Dot Net Assembly

What is a dot net assembly ?

The .NET assembly is the standard for components developed with the Microsoft.NET. Dot NET assemblies may or may not be executable, i.e., they might exist as the executable (.exe) file or dynamic link library (DLL) file. All the .NET assemblies contain the definition of types, versioning information for the type, meta-data, and manifest. The designers of .NET have worked a lot on the component (assembly) resolution.

An assembly can be a single file or it may consist of the multiple files. In case of multi-file, there is one master module containing the manifest while other assemblies exist as non-manifest modules. A module in .NET is a sub part of a multi-file .NET assembly. Assembly is one of the most interesting and extremely useful areas of .NET architecture along with reflections and attributes. 

.NET supports three kind of assemblies:

  1. private
  2. shared
  3. sattelite

Private Assembly

 Private assembly requires us to copy separately in all application folders where we want to use that assembly’s functionalities; without copying we cannot access the private assembly features and power.

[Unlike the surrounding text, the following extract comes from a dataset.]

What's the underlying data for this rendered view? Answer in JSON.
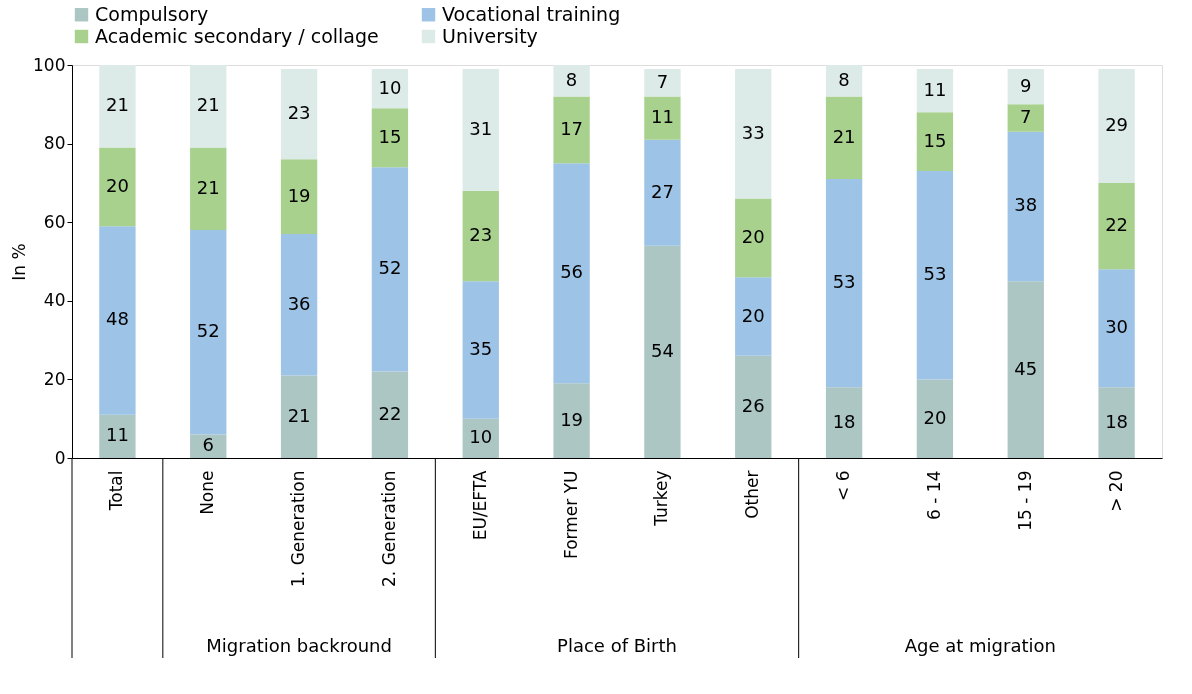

Private assembly means every time we have one, we exclusively copy into the BIN folder of each application folder.

 Public Assembly

 Public assembly is not required to copy separately into all application folders. Public assembly is also called Shared Assembly. Only one copy is required in system level, there is no need to copy assembly into application folder.

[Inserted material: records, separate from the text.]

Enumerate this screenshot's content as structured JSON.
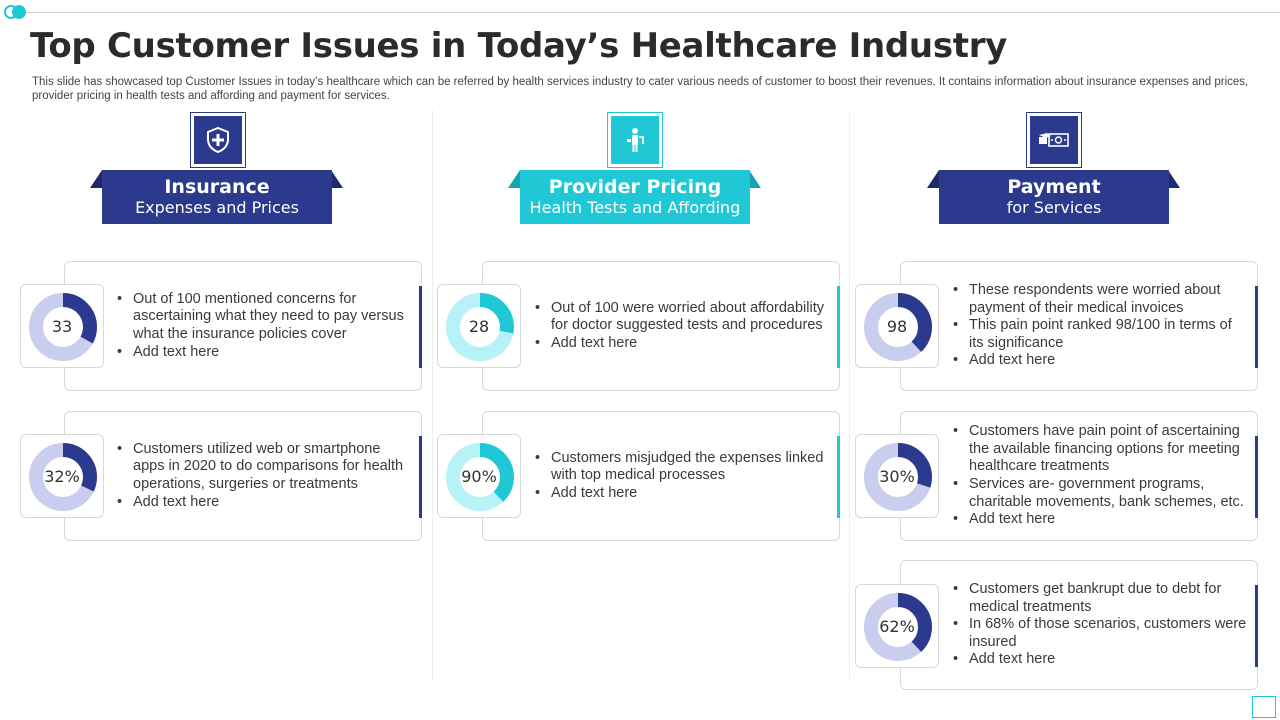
{
  "title": "Top Customer Issues in Today’s Healthcare Industry",
  "subtitle": "This slide has showcased top Customer Issues in today’s healthcare which can be referred by health services industry to cater various needs of customer to boost their revenues. It contains information about insurance expenses and prices, provider pricing in health tests and affording and payment for services.",
  "colors": {
    "navy": "#2b3a8c",
    "teal": "#1fc8d4",
    "navy_light": "#c9cdee",
    "teal_light": "#b6f2f6"
  },
  "columns": [
    {
      "icon": "shield-plus-icon",
      "banner_title": "Insurance",
      "banner_subtitle": "Expenses and Prices",
      "theme": "navy",
      "cards": [
        {
          "value": 33,
          "label": "33",
          "bullets": [
            "Out of 100 mentioned concerns for ascertaining what they need to pay versus what the insurance policies cover",
            "Add text here"
          ]
        },
        {
          "value": 32,
          "label": "32%",
          "bullets": [
            "Customers utilized web or smartphone apps in 2020 to do comparisons for health operations, surgeries or treatments",
            "Add text here"
          ]
        }
      ]
    },
    {
      "icon": "doctor-patient-icon",
      "banner_title": "Provider Pricing",
      "banner_subtitle": "Health Tests and Affording",
      "theme": "teal",
      "cards": [
        {
          "value": 28,
          "label": "28",
          "bullets": [
            "Out of 100 were worried about affordability for doctor suggested tests and procedures",
            "Add text here"
          ]
        },
        {
          "value": 90,
          "label": "90%",
          "bullets": [
            "Customers misjudged the expenses linked with top medical processes",
            "Add text here"
          ]
        }
      ]
    },
    {
      "icon": "hand-money-icon",
      "banner_title": "Payment",
      "banner_subtitle": "for Services",
      "theme": "navy",
      "cards": [
        {
          "value": 98,
          "label": "98",
          "bullets": [
            "These respondents were worried about payment of their medical invoices",
            "This pain point ranked 98/100 in terms of its significance",
            "Add text here"
          ]
        },
        {
          "value": 30,
          "label": "30%",
          "bullets": [
            "Customers have pain point of ascertaining the available financing options for meeting healthcare treatments",
            "Services are- government programs, charitable movements, bank schemes, etc.",
            "Add text here"
          ]
        },
        {
          "value": 62,
          "label": "62%",
          "bullets": [
            "Customers get bankrupt due to debt for medical treatments",
            "In 68% of those scenarios, customers were insured",
            "Add text here"
          ]
        }
      ]
    }
  ]
}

Public assembly should install in GAC.

GAC (Global Assembly Cache)) When the assembly is required for more than one project or application, we need to make the assembly with a strong name and keep it in GAC or in Assembly folder by installing the assembly with the GACUtil command.

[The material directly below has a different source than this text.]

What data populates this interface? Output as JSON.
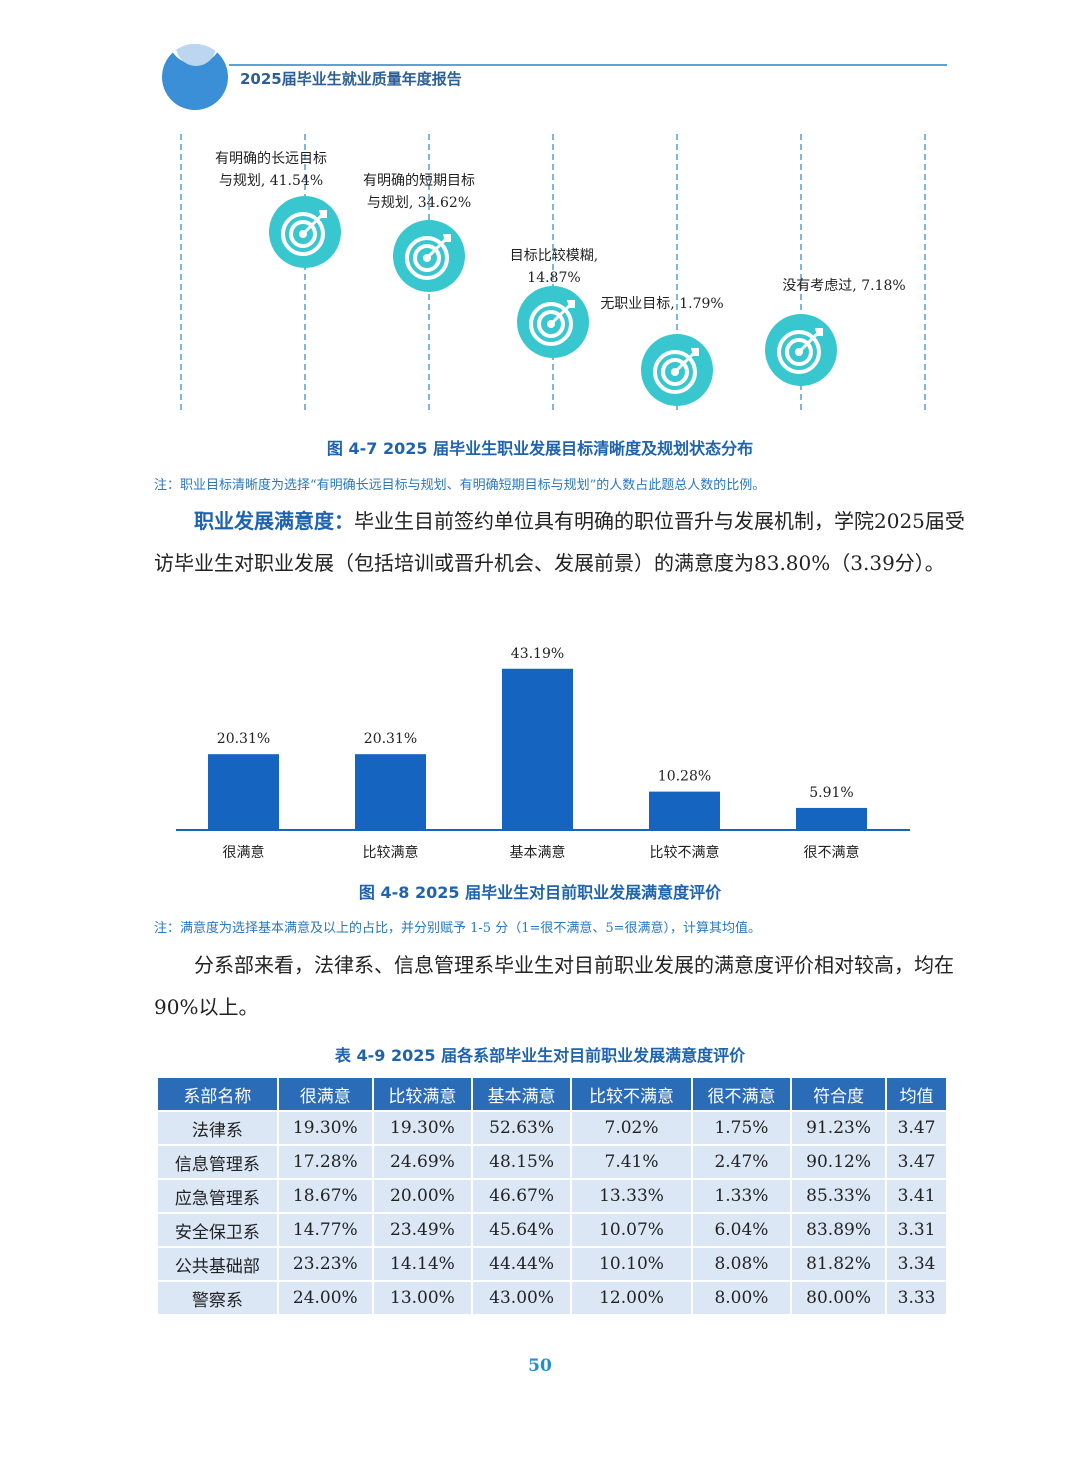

Shared assemblies (also called strong named assemblies) are copied to a single location (usually the Global assembly cache). For all calling assemblies within the same application, the same copy of the shared assembly is used from its original location. Hence, shared assemblies are not copied in the private folders of each calling assembly. Each shared assembly has a four part name including its face name, version, public key token and culture information. The public key token and version information makes it almost impossible for two different assemblies with the same name or for two similar assemblies with different version to mix with each other.

Satellite Assembly

 Satellite assemblies are used for deploying language and culture-specific resources for an application.